Por un olor
Por Cristina Capracci
Solo tenía 7 meses y el mundo ya se le hacía pequeño.
Desde la silla en donde pasaba gran parte del día o desde la mullida mantita en donde su madre la dejaba a ratos para que tuviese al alcance sus juguetes observaba el movimiento de los demás miembros de la familia y envidiaba la forma tan aparentemente fácil en que se desplazaban de un lugar a otro. El como su madre se acercaba para hacerla una carantoña y al minuto siguiente ya estaba junto a la mesa recogiendo los restos del almuerzo, o como su padre iba de un lado a otro de la biblioteca reorganizando sus libros y de pronto desaparecía por la puerta camino del baño. Ansiaba hacer lo mismo y muchas veces, provocando con ello las risas de sus padres, ya había intentado salir del confortable cuadrado al que se ceñían sus días pero nunca había logrado otra cosa que no fuese terminar boca abajo incapaz de levantar el peso de su propio cuerpo. Había tanto que ver, tantas cosas que tocar, tantas puertas que abrir y cajones en los que investigar… parecía que aquel quiero y no puedo fuera a durar toda la vida.
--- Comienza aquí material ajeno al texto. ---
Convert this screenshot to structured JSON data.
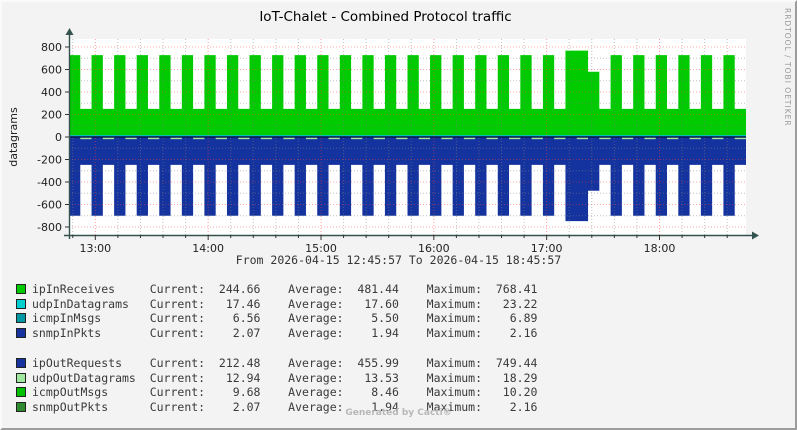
{
  "header": {
    "watermark": "RRDTOOL / TOBI OETIKER"
  },
  "chart_data": {
    "type": "area",
    "title": "IoT-Chalet - Combined Protocol traffic",
    "ylabel": "datagrams",
    "x_range_label": "From 2026-04-15 12:45:57 To 2026-04-15 18:45:57",
    "duration_min": 360,
    "slot_minutes": 6,
    "ylim": [
      -871,
      871
    ],
    "y_ticks": [
      800,
      600,
      400,
      200,
      0,
      -200,
      -400,
      -600,
      -800
    ],
    "y_grid_minor_step": 100,
    "y_grid_major_step": 200,
    "x_grid_minor_step_min": 12,
    "x_ticks": [
      {
        "label": "13:00",
        "min": 14
      },
      {
        "label": "14:00",
        "min": 74
      },
      {
        "label": "15:00",
        "min": 134
      },
      {
        "label": "16:00",
        "min": 194
      },
      {
        "label": "17:00",
        "min": 254
      },
      {
        "label": "18:00",
        "min": 314
      }
    ],
    "grid": {
      "on": true,
      "minor_color": "#828282",
      "major_color": "#fa3c3c",
      "zero_line_color": "#000000"
    },
    "plot_bg": "#ffffff",
    "axis_color": "#35534e",
    "series": [
      {
        "name": "ipInReceives",
        "draw": "area-step",
        "color": "#00CB00",
        "values": [
          728,
          250,
          728,
          250,
          728,
          250,
          728,
          250,
          728,
          250,
          728,
          250,
          728,
          250,
          728,
          250,
          728,
          250,
          728,
          250,
          728,
          250,
          728,
          250,
          728,
          250,
          728,
          250,
          728,
          250,
          728,
          250,
          728,
          250,
          728,
          250,
          728,
          250,
          728,
          250,
          728,
          250,
          728,
          250,
          768,
          768,
          580,
          250,
          728,
          250,
          728,
          250,
          728,
          250,
          728,
          250,
          728,
          250,
          728,
          250
        ]
      },
      {
        "name": "udpInDatagrams",
        "draw": "band-const",
        "color": "#00CFCF",
        "value": 17.5
      },
      {
        "name": "icmpInMsgs",
        "draw": "line-const",
        "color": "#0099A3",
        "value": 6.5
      },
      {
        "name": "snmpInPkts",
        "draw": "line-const",
        "color": "#14339E",
        "value": 2
      },
      {
        "name": "ipOutRequests",
        "draw": "area-step",
        "color": "#14339E",
        "values": [
          -700,
          -248,
          -700,
          -248,
          -700,
          -248,
          -700,
          -248,
          -700,
          -248,
          -700,
          -248,
          -700,
          -248,
          -700,
          -248,
          -700,
          -248,
          -700,
          -248,
          -700,
          -248,
          -700,
          -248,
          -700,
          -248,
          -700,
          -248,
          -700,
          -248,
          -700,
          -248,
          -700,
          -248,
          -700,
          -248,
          -700,
          -248,
          -700,
          -248,
          -700,
          -248,
          -700,
          -248,
          -748,
          -748,
          -478,
          -248,
          -700,
          -248,
          -700,
          -248,
          -700,
          -248,
          -700,
          -248,
          -700,
          -248,
          -700,
          -248
        ]
      },
      {
        "name": "udpOutDatagrams",
        "draw": "dash-band",
        "color": "#9FE69F",
        "value": -13,
        "dash_slots": "odd"
      }
    ]
  },
  "legend": {
    "col_labels": {
      "current": "Current:",
      "average": "Average:",
      "maximum": "Maximum:"
    },
    "blocks": [
      {
        "rows": [
          {
            "name": "ipInReceives",
            "color": "#00CB00",
            "current": "244.66",
            "average": "481.44",
            "maximum": "768.41"
          },
          {
            "name": "udpInDatagrams",
            "color": "#00CFCF",
            "current": "17.46",
            "average": "17.60",
            "maximum": "23.22"
          },
          {
            "name": "icmpInMsgs",
            "color": "#0099A3",
            "current": "6.56",
            "average": "5.50",
            "maximum": "6.89"
          },
          {
            "name": "snmpInPkts",
            "color": "#14339E",
            "current": "2.07",
            "average": "1.94",
            "maximum": "2.16"
          }
        ]
      },
      {
        "rows": [
          {
            "name": "ipOutRequests",
            "color": "#14339E",
            "current": "212.48",
            "average": "455.99",
            "maximum": "749.44"
          },
          {
            "name": "udpOutDatagrams",
            "color": "#9FE69F",
            "current": "12.94",
            "average": "13.53",
            "maximum": "18.29"
          },
          {
            "name": "icmpOutMsgs",
            "color": "#00BE00",
            "current": "9.68",
            "average": "8.46",
            "maximum": "10.20"
          },
          {
            "name": "snmpOutPkts",
            "color": "#2F8A2F",
            "current": "2.07",
            "average": "1.94",
            "maximum": "2.16"
          }
        ]
      }
    ]
  },
  "footer": {
    "generated": "Generated by Cacti®"
  }
}
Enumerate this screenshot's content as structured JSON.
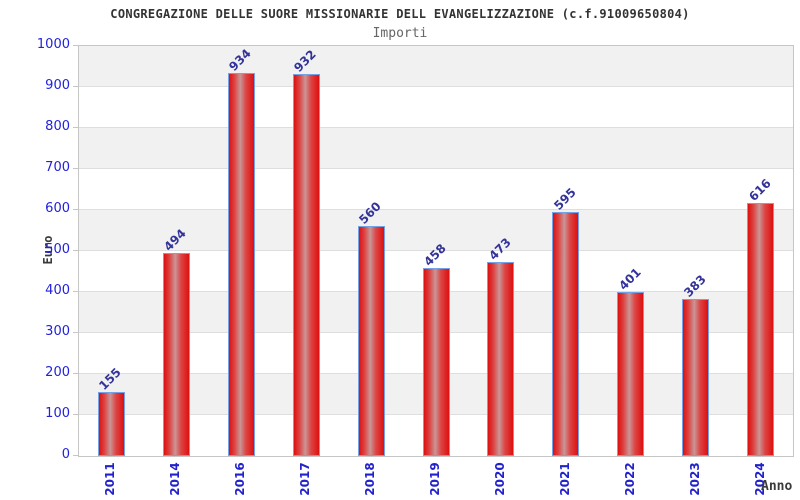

Hasta la tarde en que, mientras andaba absorta metiendo y sacando anillas de colores de un palo, un olor completamente nuevo acarició su naricilla. ¿Qué era aquello?. Se quedó con la mano en alto sujetando la pieza azul ya olvidada, agudizando su olfato al máximo para no desperdiciar ni una brizna del aroma, cerrando instintivamente los ojos y dejándose invadir lentamente por aquel instante mágico. El poder que encerraba aquello era tal que el resto de sus sentidos se retiraron para dejar el campo libre a todo el cúmulo de sensaciones que traía consigo. Pero entonces ¿qué significaba esa pena que se le estaba instalando en la boca del estómago? ¿Por qué de pronto la había invadido la nostalgia por algo que sus escasos meses de vida le impedían haber sentido? ¿Qué escondidos recuerdos de vidas que no recordaba haber vivido afloraban de la mano de aquella mezcla olfativa plena de manzana y canela? ¿Qué estaba haciendo su madre en la cocina que ejercía tan demoledora influencia sobre ella?
Tenía que averiguarlo y tenía que ser por sus propios medios, aquella llamada desde lo más profundo de su ser no podía ser ignorada, así que intentó de nuevo la maniobra tantas veces iniciada y tantas fracasada de apoyarse en manos y rodillas para lograr desplazarse, solo que esta vez con la absoluta determinación de lograrlo. Un primer intento, un segundo, un tercero y no hay desánimo que le gane la batalla. Al cuarto amaga un remedo de coordinación entre sus piernas y sus brazos y, por fin, al quinto su primer gateo comienza vacilante. ¡Ya está en camino! ha dado sus primeros pasos más allá de las fronteras impuestas y su meta hoy está en esa cocina de la que surge el poder que da fuerzas a su cuerpecito. Llega, asoma la cabeza por la puerta y ve a la madre manipulando un bizcocho que acaba de sacar del horno. Llama su atención con una pequeña risa de triunfo que se transforma en carcajada al ver la cara que se le queda cuando la ve a su lado. La levanta, la llena de besos y la abraza emocionada.
“¡Has venido tú sola, qué grande es ya mi niña! Eso merece un premio”. Entonces coge un trocito de apfelstrudel y se lo da sonriendo.
¿Así que este era el origen del olor? No se atreve a tragarlo, lo pasea despacio por su pequeña boca mientras saborea lentamente cada miga y se deja saturar por la exquisita combinación de sabores, por la suavidad de la masa y el calor que desprende, mientras siente como en su interior van abriéndose puertas que le muestran imágenes de un pueblo desconocido, de un idioma extraño, de una arquitectura singular… y de una muchacha rubia de unos 15 años, en la que incomprensiblemente se reconoce, entrando en una pastelería atraída por aquel mismo olor para darse de bruces con los ojos de un hombre al que hace 80 años que no ve: Johann.
¡¡¡Johann!! Aquel nombre jamás antes escuchado, aquellas dos sílabas entrelazadas, aquellos sonidos surgidos de lo más recóndito de su corazón provocan un estallido en su interior, una ruptura en la frontera entre el cuerpo y el espíritu, una trasgresión total de todas las leyes conocidas, y el alma de la joven rubia surge de su confinamiento y libera su dolor empujada por sollozos incontenibles que escapan a través de los ojos de la niña hasta dejar su rostro cubierto con las lágrimas por el amor perdido.